アーシたちはアイリスさんの作戦を聞いた後急いで男の近くに向かった!
「お前ら何しに来たああ!刺して・・・うおっ!?」
男はアーシたちに刃物を振り上げるけどそれは能力を使用したアイリスさんが刃物を奪って阻止する!
「やけになって人を巻き込んじゃだめですよ!」
「根性叩きなおします!」
「ああ、許せないことだ。

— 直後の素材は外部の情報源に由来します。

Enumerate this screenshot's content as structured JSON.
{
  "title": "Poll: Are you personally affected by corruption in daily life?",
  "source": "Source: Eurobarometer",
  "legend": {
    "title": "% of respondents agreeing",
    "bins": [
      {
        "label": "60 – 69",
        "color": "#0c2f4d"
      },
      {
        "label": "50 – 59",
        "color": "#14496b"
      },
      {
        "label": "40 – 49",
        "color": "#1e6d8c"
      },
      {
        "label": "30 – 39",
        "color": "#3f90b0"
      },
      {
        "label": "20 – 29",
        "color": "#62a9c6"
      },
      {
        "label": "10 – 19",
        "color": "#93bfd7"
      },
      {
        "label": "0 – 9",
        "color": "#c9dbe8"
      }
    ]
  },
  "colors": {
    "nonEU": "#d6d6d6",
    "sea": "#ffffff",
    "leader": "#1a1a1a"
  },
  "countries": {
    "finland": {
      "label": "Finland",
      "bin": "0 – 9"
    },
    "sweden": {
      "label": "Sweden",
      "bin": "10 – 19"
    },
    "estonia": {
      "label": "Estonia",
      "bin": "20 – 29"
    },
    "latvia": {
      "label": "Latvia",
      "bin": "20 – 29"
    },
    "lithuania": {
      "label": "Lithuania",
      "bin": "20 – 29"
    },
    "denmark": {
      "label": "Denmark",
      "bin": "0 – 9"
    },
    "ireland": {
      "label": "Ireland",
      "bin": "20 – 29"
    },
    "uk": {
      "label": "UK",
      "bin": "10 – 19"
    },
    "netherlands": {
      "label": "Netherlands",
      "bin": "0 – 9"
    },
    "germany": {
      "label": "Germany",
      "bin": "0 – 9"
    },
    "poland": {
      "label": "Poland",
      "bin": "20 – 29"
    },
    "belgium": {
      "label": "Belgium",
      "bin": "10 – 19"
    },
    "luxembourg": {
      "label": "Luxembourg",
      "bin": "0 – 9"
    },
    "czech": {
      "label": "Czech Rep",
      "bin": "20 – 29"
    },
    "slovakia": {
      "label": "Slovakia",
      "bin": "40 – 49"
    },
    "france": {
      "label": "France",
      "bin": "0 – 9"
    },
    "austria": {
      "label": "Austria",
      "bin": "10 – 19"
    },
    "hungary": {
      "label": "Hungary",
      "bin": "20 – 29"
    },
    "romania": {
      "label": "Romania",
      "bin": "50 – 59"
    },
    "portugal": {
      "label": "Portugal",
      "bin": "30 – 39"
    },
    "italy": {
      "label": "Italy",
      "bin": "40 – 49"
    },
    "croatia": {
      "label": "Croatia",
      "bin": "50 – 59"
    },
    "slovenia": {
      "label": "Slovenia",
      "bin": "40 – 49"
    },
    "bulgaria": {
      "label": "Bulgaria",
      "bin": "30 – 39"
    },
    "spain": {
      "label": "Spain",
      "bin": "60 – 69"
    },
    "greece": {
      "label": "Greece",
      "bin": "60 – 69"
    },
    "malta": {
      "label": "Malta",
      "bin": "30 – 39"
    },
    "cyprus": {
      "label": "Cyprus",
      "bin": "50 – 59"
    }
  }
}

」
「おらよ!」
「それっ!無抵抗の恐怖を知ってね!」
アーシたちが氷と蹴り、爪、血液、水で男を制圧した。
「う、動けない…」
こうしてアイリスさんのおかげで死者もなく犯人を取り押さえることができた。
sideフィーア
「そんなことがあったんですね・・・」
私たちはあったことを如月さんに報告した。
「でもアイリスさんのおかげでアーシたちも存分に力を出して取り押さえることが出来たんですよ!」
カンナちゃんの言う通り早速役に立ちましたね・・・
「皆さんにそう言ってもらえると嬉しいです。」
アイリスさんも笑顔ですしこれで仕事は完了ですね・・・
「皆さんと撮った写真は大切にしたいと思います。」
「友達なんですからまた撮りましょう。」
私はアイリスさんにそう言った。
「・・・!はい!」
こうしてまたSCPと友達になったのでした。